La majorité des États modernes ont une institution dont la fonction essentielle réside en la vérification de la régularité des opérations financières effectuées par les organismes publics. En France, l’existence d’un corps de contrôle des finances royales remonte à 1318. Le contrôle des comptes publics a été unifié au XIXe siècle par Napoléon Ier au moyen de la création de la Cour des comptes le 16 septembre 1807. Les contrôles servent deux objectifs principaux : garantir la régularité des opérations financières publiques et s’assurer de la performance de la dépense publique. Cette seconde mission est plus nouvelle et réclame une organisation revue.
Les attributions de la Cour des comptes relèvent d’une part d’un contrôle juridictionnel, d’autre part d’un contrôle administratif. La mission traditionnelle est le contrôle juridictionnel des comptes des comptables publics. Le contrôle de la sincérité et de la régularité des comptes réside en la vérification de la régularité des comptes (vis-à-vis des règles de la comptabilité), de la régularité des opérations décrites dans ses comptes (vis-à-vis du droit budgétaire et administratif) et de la réalité des opérations (cf. infra).
S’y est ajoutée une mission de contrôle administratif de la gestion des organismes publics et parapublics, qui porte sur le bon emploi des fonds publics. Cette attribution est en croissance permanente. Elle consiste, par exemple, à évaluer si les responsables d’un ministère ont fait un bon emploi des crédits ouverts.

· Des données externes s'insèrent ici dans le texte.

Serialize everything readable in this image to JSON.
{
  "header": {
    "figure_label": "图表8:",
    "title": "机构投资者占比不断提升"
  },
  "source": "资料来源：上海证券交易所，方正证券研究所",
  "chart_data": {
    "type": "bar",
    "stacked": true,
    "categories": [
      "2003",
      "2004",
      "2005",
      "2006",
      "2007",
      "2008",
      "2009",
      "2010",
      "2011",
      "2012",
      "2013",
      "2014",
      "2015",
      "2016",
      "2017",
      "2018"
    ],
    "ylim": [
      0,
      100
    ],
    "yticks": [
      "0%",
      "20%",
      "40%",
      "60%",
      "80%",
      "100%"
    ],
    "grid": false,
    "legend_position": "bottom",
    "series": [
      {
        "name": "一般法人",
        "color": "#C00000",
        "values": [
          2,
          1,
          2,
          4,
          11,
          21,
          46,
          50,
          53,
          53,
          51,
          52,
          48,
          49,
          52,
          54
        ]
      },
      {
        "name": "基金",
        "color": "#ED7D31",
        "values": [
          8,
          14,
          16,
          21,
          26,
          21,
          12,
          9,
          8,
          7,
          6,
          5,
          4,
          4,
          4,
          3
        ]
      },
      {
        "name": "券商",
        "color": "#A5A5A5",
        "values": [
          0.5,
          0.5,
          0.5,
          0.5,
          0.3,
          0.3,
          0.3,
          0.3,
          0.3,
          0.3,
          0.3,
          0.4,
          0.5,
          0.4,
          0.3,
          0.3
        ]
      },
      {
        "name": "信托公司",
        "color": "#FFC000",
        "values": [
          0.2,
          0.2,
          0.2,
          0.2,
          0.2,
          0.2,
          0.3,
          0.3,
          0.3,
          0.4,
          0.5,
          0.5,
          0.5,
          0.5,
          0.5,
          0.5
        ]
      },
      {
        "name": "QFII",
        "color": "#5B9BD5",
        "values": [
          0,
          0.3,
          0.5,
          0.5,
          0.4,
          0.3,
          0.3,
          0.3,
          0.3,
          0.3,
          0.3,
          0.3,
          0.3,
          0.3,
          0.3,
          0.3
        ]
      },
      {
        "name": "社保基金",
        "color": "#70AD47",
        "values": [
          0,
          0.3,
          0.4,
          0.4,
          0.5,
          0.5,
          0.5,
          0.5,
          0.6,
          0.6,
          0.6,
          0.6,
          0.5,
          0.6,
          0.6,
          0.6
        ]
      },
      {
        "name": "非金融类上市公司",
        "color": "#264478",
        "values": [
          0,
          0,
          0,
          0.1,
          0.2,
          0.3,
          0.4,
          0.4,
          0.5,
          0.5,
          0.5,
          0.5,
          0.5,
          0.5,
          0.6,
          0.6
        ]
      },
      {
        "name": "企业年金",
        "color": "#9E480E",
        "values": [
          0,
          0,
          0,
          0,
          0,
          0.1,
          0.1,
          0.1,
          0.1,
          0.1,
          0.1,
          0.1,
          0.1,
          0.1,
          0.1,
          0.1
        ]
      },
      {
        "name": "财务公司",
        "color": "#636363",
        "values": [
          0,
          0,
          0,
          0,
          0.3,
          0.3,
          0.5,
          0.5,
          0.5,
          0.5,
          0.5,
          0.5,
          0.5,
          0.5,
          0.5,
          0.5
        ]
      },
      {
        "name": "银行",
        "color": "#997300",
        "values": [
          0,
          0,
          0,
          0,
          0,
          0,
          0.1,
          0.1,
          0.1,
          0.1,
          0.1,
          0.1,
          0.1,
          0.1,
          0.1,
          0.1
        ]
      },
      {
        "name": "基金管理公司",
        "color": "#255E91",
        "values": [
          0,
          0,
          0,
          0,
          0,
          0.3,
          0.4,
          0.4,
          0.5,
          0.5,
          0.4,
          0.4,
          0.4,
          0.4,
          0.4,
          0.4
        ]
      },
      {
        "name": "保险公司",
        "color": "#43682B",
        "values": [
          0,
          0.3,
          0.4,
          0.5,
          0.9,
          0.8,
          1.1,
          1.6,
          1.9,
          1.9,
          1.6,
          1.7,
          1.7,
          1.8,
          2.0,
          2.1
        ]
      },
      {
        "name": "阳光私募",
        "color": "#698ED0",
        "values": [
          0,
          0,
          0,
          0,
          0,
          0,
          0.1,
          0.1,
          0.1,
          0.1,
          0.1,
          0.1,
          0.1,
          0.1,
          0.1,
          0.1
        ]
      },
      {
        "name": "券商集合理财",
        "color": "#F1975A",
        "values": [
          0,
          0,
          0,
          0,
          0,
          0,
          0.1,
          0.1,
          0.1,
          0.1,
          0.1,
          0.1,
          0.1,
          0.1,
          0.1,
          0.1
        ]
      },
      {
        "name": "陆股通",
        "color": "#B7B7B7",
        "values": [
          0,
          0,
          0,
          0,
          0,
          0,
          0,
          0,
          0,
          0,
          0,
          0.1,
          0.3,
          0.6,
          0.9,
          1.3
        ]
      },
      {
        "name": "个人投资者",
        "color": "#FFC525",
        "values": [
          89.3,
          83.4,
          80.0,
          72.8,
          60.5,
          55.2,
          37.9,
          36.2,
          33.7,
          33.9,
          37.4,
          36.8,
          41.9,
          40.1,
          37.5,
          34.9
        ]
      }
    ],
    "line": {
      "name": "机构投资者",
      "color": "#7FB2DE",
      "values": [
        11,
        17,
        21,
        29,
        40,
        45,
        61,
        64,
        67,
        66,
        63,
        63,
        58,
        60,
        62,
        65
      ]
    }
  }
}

Ces deux types de contrôle sont complémentaires et s’exercent simultanément : c’est à travers la vérification de la régularité des comptabilités et en se fondant sur les pièces justificatives que les magistrats de la Cour peuvent apprécier la qualité de la gestion.
Dans toutes ses missions, l’indépendance de la Cour des comptes est garantie par son statut de juridiction et par l’inamovibilité de ses membres, qui ont la qualité de magistrat. La compétence de la Cour est d’ordre public : elle procède d’office, sans être saisie par quiconque et sans que les contrôlés puissent se soustraire à cette obligation. Dans sa mission de contrôle administratif, la Cour ne dispose pas de pouvoir de sanction. Le cas échéant, elle informe les autorités compétentes.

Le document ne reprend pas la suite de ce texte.